Categories:: Aggregate functions (Frequency Estimation) , Window functions

APPROX_TOP_K¶

Uses Space-Saving to return an approximation of the most frequent values in the input, along with their approximate frequencies.

The output is a JSON array of arrays. In the inner arrays, the first entry is a value in the input, and the second entry corresponds to its estimated frequency in the input. The outer array contains k items, sorted by descending frequency.

For more information about APPROX_TOP_K, see Estimating Frequent Values.

See also:: APPROX_TOP_K_ACCUMULATE , APPROX_TOP_K_COMBINE, APPROX_TOP_K_ESTIMATE

Syntax¶

Aggregate function

APPROX_TOP_K( <expr> [ , <k> [ , <counters> ] ] )

Window function

APPROX_TOP_K( <expr> [ , <k> [ , <counters> ] ] ) OVER ( [ PARTITION BY <expr4> ] )

Arguments¶

expr: The expression (e.g. column name) for which you want to find the most common values.
k: The number of values whose counts you want approximated. For example, if you want to see the top 10 most common values, then set k to 10.

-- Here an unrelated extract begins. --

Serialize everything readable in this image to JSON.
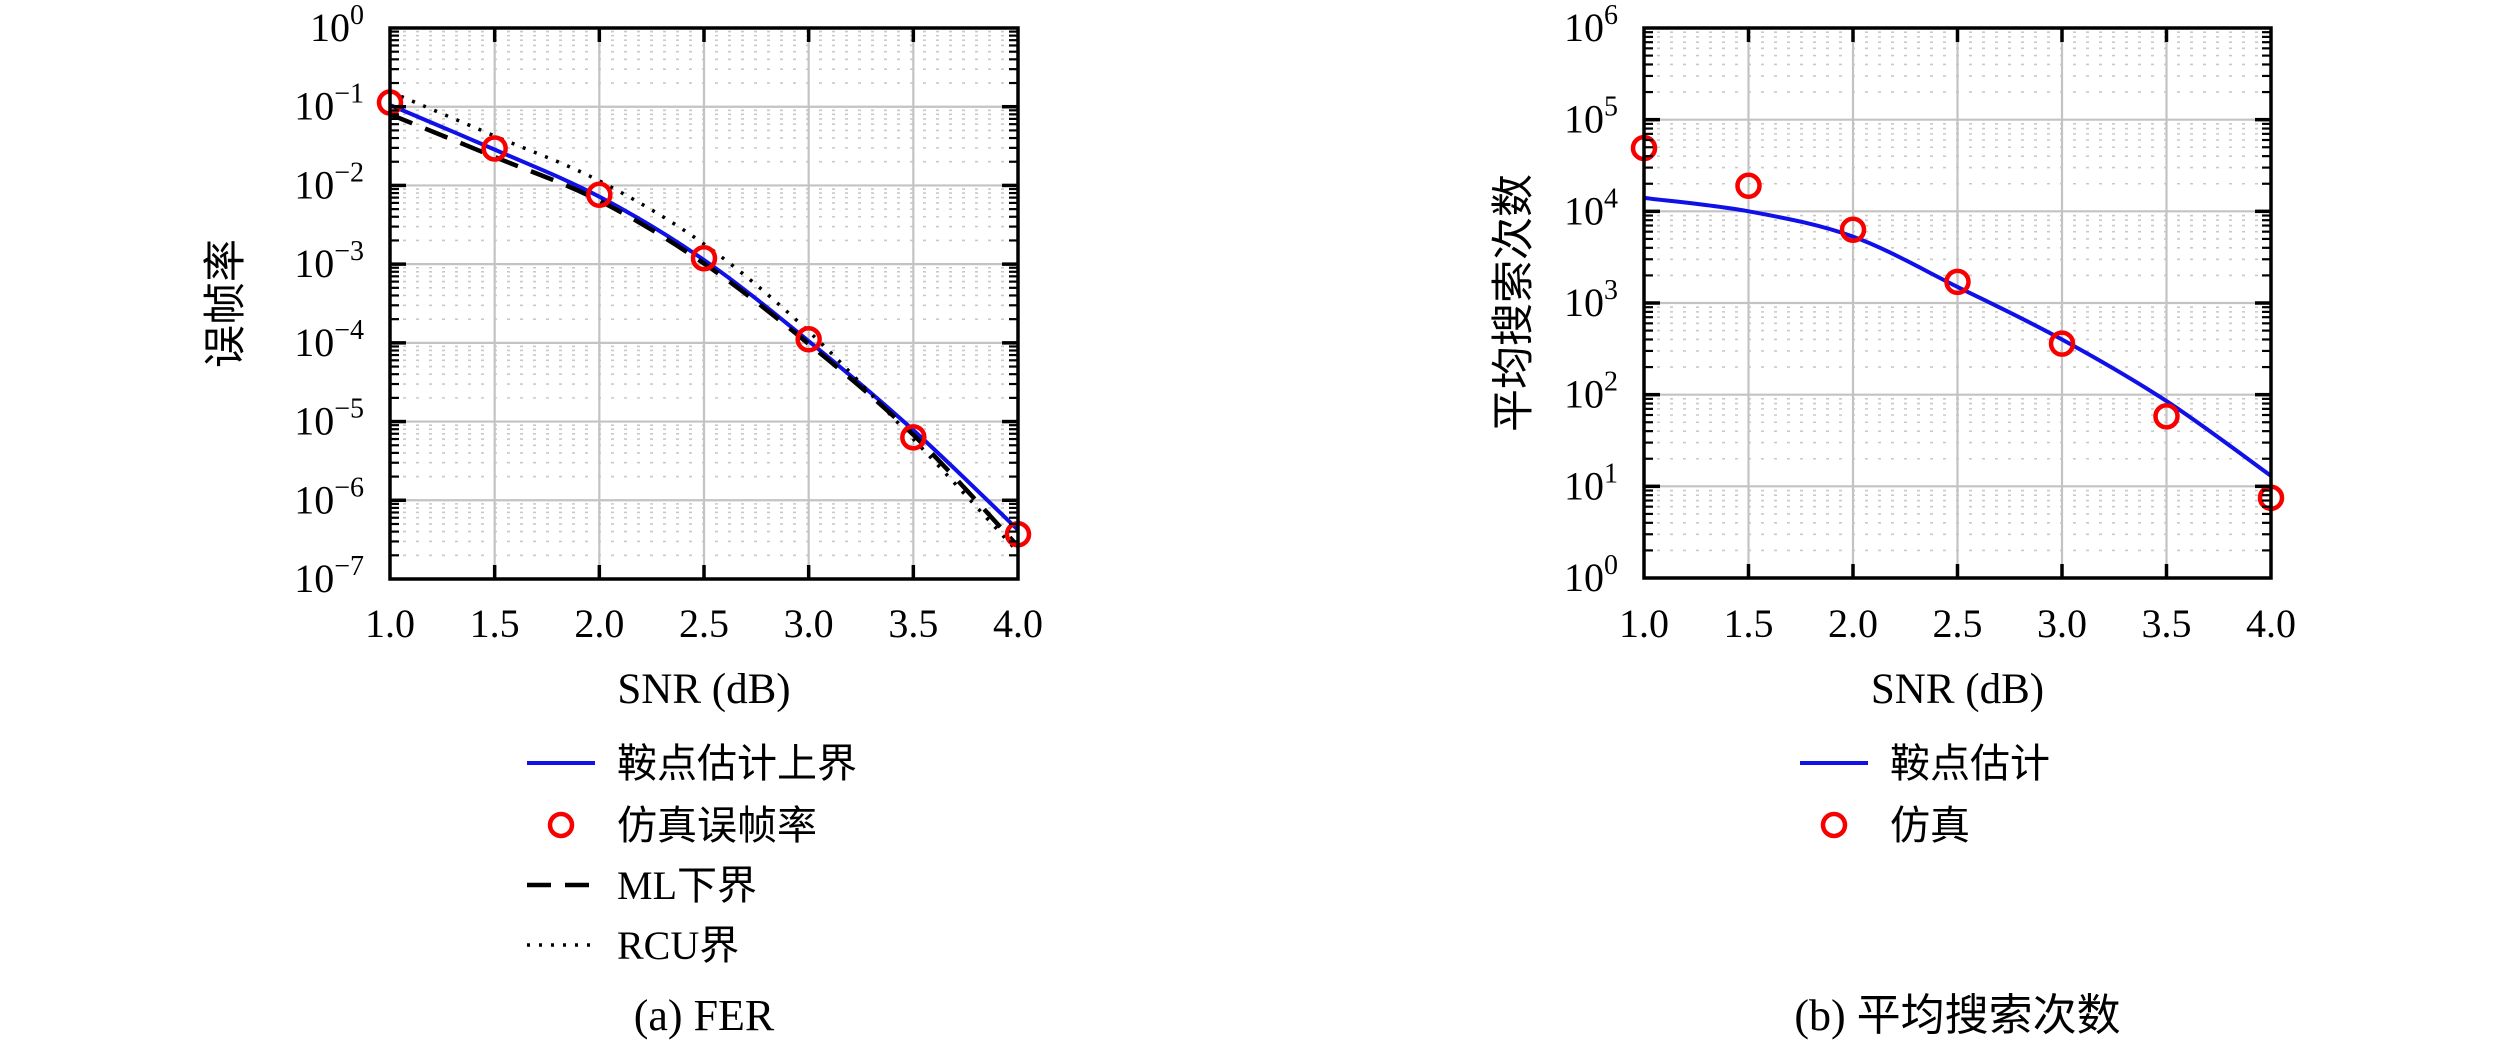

If k is omitted, the default is 1.

The maximum value is 100000 (100,000), and is automatically reduced if items cannot fit in the output.
counters: This is the maximum number of distinct values that can be tracked at a time during the estimation process. For example, if counters is set to 100000, then the algorithm tracks 100,000 distinct values, attempting to keep the 100,000 most frequent values.

The maximum number of counters is 100000 (100,000).

expr4: This is the optional expression used to group rows into partitions.

Usage notes¶

The approximation is more accurate if the number of counters is large, so in most cases counters should be considerably bigger than k. (Each counter uses only a small amount of memory, so increasing the number of counters is not expensive in terms of memory.)

When this function is called as a window function, it does not support:
- An ORDER BY clause within the OVER clause.
- Explicit window frames.

Decimal-float (DECFLOAT) values aren’t supported.

Examples¶

SELECT APPROX_TOP_K(C4) FROM lineitem;

+--------------------+
| APPROX_TOP_K(C4,3) |
+--------------------+
| [                  |
|   [                |
|     1,             |
|     124923         |
|   ],               |
|   [                |
|     2,             |
|     107093         |
|   ],               |
|   [                |
|     3,             |
|    89315           |
|   ]                |
| ]                  |
+--------------------+

WITH states AS (
  SELECT approx_top_k(C4, 3, 5) AS state
  FROM lineitem)
SELECT value[0]::INT AS value, value[1]::INT AS frequency
  FROM states, LATERAL FLATTEN(state);

+-------+-----------+
| VALUE | FREQUENCY |
+-------+-----------+
|     1 |    124923 |
|     2 |    107093 |
|     3 |     89438 |
+-------+-----------+